J’admire en vérité cette philosophie superficielle qui se résume ainsi : « J’avais des frères plus jeunes et plus faibles que moi. J’ai fait tout mon possible pour entraver leur croissance. J’étais alors heureux, car j’étais le plus fort. Ils ont grandi : quelques-uns m’atteignent ou me dépassent. Donc je n’ai plus qu’à me jeter à l’eau. » Cependant, depuis Machiavel, toute la diplomatie vit sur cette belle idée. Le fameux équilibre européen n’est que la ligue des faibles contre l’appétit des plus forts. Cette lutte sans merci est-elle le dernier mot de la sagesse ? Sommes-nous éternellement condamnés à nous battre en champ clos pour une question de prépondérance ? Ou bien est-ce un dernier vestige des préjugés gothiques ?
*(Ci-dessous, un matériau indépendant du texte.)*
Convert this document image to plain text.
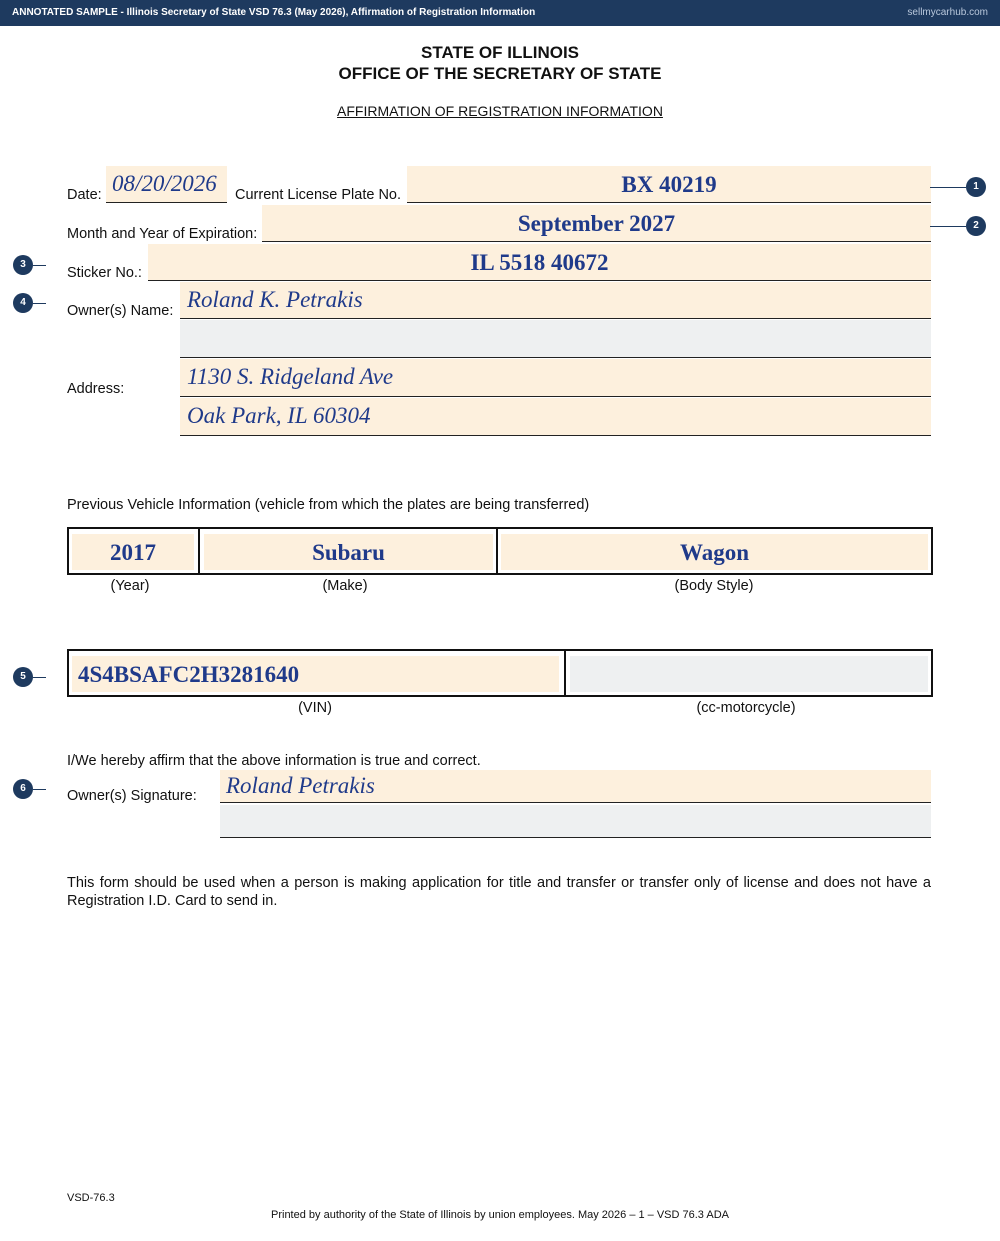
ANNOTATED SAMPLE - Illinois Secretary of State VSD 76.3 (May 2026), Affirmation of Registration Information	sellmycarhub.com
STATE OF ILLINOIS
OFFICE OF THE SECRETARY OF STATE
AFFIRMATION OF REGISTRATION INFORMATION
Date: 08/20/2026 Current License Plate No.	BX 40219
Month and Year of Expiration:	September 2027
Sticker No.:	IL 5518 40672
Owner(s) Name: Roland K. Petrakis
Address:	1130 S. Ridgeland Ave
Oak Park, IL 60304
Previous Vehicle Information (vehicle from which the plates are being transferred)
2017	Subaru	Wagon
(Year)	(Make)	(Body Style)
4S4BSAFC2H3281640
(VIN)	(cc-motorcycle)
I/We hereby affirm that the above information is true and correct.
Owner(s) Signature: Roland Petrakis
This form should be used when a person is making application for title and transfer or transfer only of license and does not have a Registration I.D. Card to send in.
VSD-76.3
Printed by authority of the State of Illinois by union employees. May 2026 – 1 – VSD 76.3 ADA
1
2
3
4
5
6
Ici, les diplomates nous arrêtent ; j’entends ceux de la vieille école : « Juger l’Europe ! critiquer l’antique et subtil jeu de bascule ! Mais, monsieur, vous qui parlez, connaissez-vous seulement les élémens du métier ? Savez-vous ce qu’on appelle la constellation des puissances ? Possédez-vous le langage des

  1. Prévost-Paradol, France nouvelle, liv. III, ch. III.